More than 200 000 crosses have been made with the release of 11 peach and 7 nectarine cultivars.
The major emphasis of the program has been to develop large, high quality, low chill fruit cultivars with short fruit development periods.
Low chill germplasm from the Florida breeding program has been widely accepted throughout the world, and is currently being grown and evaluated in over 60 countries.
Peaches, Prunus persica (L.) Batsch, were first introduced to Florida as seeds brought by the early Spanish explorers.
These Spanish type peaches were characterized by their small, generally white, melting fleshed fruit with a relatively long fruit development period (FDP). These peaches have a very low acceptability in the United States where the well developed commercial fresh fruit industry prefers the large, yellow, non-melting flesh type peaches.
In 1952 Prof.
Ralph H. Sharpe started the first Florida peach breeding program at the University of Florida in Gainesville.
The nectarine gene was introduced into the program four years later (Sharpe, 1971). The goal was to develop large fruited, high quality, early ripening peaches and nectarines for Central Florida.
To meet the objective of early ripening fruit, the peaches and nectarines would have to have relatively low chilling requirements, and short FDPs.

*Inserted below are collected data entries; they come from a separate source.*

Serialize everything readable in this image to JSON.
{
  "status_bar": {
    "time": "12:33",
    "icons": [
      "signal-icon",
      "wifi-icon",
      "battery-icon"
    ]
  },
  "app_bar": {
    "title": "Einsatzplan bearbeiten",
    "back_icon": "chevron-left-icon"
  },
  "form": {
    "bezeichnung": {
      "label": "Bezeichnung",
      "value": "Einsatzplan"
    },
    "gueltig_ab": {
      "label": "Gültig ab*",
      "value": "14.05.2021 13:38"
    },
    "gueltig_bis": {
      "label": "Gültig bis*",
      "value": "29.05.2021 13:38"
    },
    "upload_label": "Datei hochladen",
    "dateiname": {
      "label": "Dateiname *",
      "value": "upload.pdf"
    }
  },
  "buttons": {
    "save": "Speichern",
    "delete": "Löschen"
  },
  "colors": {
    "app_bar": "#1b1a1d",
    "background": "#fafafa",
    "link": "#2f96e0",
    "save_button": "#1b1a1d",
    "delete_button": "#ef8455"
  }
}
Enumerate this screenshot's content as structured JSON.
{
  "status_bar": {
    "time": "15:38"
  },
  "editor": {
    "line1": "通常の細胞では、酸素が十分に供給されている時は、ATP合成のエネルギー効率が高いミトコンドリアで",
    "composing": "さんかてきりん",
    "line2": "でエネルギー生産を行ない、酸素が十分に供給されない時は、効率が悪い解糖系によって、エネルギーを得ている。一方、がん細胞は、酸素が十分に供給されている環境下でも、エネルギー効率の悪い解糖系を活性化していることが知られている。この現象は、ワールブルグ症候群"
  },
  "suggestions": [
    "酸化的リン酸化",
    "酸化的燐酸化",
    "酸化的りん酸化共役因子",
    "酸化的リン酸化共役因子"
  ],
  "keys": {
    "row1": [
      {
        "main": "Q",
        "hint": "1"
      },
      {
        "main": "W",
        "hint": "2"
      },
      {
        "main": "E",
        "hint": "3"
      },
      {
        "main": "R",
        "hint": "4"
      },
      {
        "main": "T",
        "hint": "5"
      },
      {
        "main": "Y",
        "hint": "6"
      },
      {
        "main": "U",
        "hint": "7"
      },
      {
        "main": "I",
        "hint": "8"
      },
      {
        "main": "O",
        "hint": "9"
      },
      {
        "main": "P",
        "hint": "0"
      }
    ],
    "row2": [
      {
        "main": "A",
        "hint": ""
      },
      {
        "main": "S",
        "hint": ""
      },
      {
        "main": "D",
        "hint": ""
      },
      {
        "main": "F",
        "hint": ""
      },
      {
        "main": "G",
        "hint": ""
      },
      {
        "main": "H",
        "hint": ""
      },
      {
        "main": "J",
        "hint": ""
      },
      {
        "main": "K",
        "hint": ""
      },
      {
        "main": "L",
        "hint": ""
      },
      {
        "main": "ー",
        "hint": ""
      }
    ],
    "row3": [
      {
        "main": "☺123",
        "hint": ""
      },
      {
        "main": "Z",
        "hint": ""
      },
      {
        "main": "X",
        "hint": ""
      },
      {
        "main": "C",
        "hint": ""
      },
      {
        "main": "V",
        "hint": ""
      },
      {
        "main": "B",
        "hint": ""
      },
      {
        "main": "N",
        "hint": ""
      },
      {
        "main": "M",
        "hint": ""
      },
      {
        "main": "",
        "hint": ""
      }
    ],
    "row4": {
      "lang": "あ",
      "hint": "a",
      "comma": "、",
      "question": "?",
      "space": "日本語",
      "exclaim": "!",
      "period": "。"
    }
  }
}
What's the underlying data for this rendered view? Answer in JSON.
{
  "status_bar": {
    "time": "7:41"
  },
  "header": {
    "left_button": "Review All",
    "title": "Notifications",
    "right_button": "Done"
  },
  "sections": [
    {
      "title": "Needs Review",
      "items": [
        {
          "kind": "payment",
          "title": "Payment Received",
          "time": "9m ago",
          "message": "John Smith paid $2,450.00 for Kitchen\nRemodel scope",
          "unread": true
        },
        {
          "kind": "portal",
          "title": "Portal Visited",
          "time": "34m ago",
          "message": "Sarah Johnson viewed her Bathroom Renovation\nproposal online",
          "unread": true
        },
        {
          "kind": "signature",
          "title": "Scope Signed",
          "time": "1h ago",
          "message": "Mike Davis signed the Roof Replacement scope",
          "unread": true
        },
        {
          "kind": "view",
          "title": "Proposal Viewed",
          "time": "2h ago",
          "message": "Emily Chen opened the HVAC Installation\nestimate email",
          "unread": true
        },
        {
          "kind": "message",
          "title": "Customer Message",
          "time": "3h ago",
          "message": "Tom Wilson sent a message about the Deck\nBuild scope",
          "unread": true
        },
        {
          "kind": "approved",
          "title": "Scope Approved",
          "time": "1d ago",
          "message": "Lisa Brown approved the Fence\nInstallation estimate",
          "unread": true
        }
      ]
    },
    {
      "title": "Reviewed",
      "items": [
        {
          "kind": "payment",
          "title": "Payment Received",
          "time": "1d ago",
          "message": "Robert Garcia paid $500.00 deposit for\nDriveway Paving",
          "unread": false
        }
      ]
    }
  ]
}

Furthermore they would have to bloom after the last frosts of February, and ripen before the rainy season in early June when disease problems, particularly brown rot caused by the fungus Monilinia fructicola (Wint.) Honey, become economically uncontrollable.
The breeding of low-chilling peaches began in California in 1907. South Africa initiated a breeding program in the late 1940's, followed shortly afterward by Campinas, Brazil (Sharpe, 1969). All low-chilling peaches have presumably originated either directly, or indirectly from South China (Sherman et al., 1984).
The improvement of fruit quality in the low-chill peaches and nectarines at the University of Florida has progressed steadily since its inception in 1952. The major emphasis was on crossing the small fruited low-chilling types with the large fruited, high quality Northern types.
The low-chill requirement of the Florida peaches and nectarines has been derived from three main sources: a group of open-pollinated seeds brought from Okinawa, a group of seedlings originating from the Chino, California program (Sharpe et al., 1969), and local Spanish type peaches.